Der Chor fügte sich ein, mit textfreien Tönen, die in vibratoloser Reinheit das Spektrum dieser ungemein plastischen, bildhaften und klar konturierten Musik – ein antiker Stoff ist Grundlage – erweitern. Das genaue und auch in vielen engagierten Soli hochinspirierte Spiel der Philharmoniker hatte Magie.

Die textlosen Frauenstimmen in Debussys „Sirènes“. Foto: Martin Bernklau

Vielleicht hätte Claude Debussys epochales Schlüsselwerk „L´après-midi d’un faune“ zuviel Eigengewicht gehabt, vielleicht sollte – in den Frauenstimmen der „Sirènes“ – auch nur das Gastspiel des Chors ganz ausgenutzt werden. Die „Trois Nocturnes“ um Nuages (Wolken), ein Fest und um die homerischen Verführerinnen zeigen die Elemente von Debussys Kunst in Satz und Harmonik, seiner Klangfinesse und seinem Aufbruchswillen auch sehr gut, wobei das Genre szenischer, bildhafter gedacht ist als etwa Chopins nächtliche Stimmungsstücke. In den drei kontrastierenden Sätzen gefiel neben dem nuancierten und genau ausgearbeiteten Klangbild auch die subtile Dynamik (besonders in den zentralen „Fêtes“) von zartem Schweben bis zu donnerndem Paukenschlag und kraftstrotzendem Blech.

Ravels nur knapp zwölfminütiges „La Valse. Poème choreographique“, um das Jahr 1906 als Hommage an eleganten Wiener Schwung und den Walzerkönig Johann Strauß angedacht, über die furchtbaren Jahre von „La Grande Guerre“ ausgearbeitet und dann 1920 veröffentlicht, galt schon damals als verstörend.

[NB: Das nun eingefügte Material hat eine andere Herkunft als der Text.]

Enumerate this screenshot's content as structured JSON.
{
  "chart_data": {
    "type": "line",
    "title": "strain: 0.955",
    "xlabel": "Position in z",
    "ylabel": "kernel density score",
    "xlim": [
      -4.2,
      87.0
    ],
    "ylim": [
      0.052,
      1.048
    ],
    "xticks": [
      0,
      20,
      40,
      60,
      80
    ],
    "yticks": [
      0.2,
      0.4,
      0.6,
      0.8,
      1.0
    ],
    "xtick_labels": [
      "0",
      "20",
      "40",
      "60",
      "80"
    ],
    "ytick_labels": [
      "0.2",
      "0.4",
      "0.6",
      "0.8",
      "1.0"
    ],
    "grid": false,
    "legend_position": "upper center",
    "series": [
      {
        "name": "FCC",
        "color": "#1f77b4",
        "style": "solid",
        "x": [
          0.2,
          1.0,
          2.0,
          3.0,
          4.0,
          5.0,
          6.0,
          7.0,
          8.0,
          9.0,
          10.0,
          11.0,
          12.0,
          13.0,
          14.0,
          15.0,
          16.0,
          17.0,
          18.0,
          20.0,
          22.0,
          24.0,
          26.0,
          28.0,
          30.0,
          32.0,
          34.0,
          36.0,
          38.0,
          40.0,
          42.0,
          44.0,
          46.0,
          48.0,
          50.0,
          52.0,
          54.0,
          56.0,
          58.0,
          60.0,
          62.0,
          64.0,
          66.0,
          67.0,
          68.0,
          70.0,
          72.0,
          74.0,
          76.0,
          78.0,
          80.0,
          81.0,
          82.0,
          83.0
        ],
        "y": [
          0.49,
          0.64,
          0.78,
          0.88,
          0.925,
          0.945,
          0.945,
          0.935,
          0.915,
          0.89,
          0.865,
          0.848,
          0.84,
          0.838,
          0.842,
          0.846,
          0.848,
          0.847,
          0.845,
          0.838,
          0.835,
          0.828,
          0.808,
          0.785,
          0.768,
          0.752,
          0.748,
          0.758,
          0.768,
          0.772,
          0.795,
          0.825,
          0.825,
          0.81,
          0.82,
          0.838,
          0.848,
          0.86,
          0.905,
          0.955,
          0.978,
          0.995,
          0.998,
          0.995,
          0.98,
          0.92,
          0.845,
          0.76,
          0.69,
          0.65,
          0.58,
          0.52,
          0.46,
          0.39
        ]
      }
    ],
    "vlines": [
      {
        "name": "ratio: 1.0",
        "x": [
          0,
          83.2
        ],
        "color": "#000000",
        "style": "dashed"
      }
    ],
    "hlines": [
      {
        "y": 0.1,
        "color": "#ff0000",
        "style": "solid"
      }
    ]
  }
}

Verbindet der hochsensible und hellsichtige Ravel darin doch die Apotheose, die anbetende Vergöttlichung jenes Tanzes mit der Apokalypse dieses Krieges. Ein Unding. Hier die leichte, elegante Bewegung in festlicher Pracht, dort der „Totentanz“, der Untergang des alten Europa in Eisen, Blut und Dreck.

Der Walzer wird erst allmählich triolisch aus einem Viererrhythmus hörbar, verschwindet immer wieder in einem Nebel und schwingt sich nur selten zur verflossenen Seligkeit des ganzen eleganten Glanzes einer Wiener Belle Èpoche auf. Zwei Harfen zaubern das Ätherische, reichlich Schlagwerk und Blech donnern den Krieg. Zwischendrin eine Piccoloflöte, die fröhlich tirilieren und gefährlich scharf schneiden kann. Das hatte unter Ariane Matiakhs Händen nicht nur eine Fülle von Farben im Klang und eine suggestive Rhythmik, sondern in all seiner präzisen Wucht und filigranen Verletzlichkeit auch große Überzeugungskraft im Verbinden von Unvereinbarem, auch wenn Teile des Orchesters ihrer Leiterin gegen Schluss zuweilen um ein paar Millisekunden enteilten.

Freundlich kollegialer Beifall zwischen Tübingens UMD und Chorleiter Philipp Amelung und
Ariane Matiakh.
Foto: Martin Bernklau

Wie bei allen Werken jubelte das Publikum lang und laut – und die Dirigentin hatte viel zu tun, all die solistisch oder als Gruppe hervorgehobenen Instrumentalisten dem Sonderapplaus darzubieten. Ein herrliches, ein herausragendes französisches Finale der Saison für Ariane Matiakh und ihre Württembergische Philharmonie.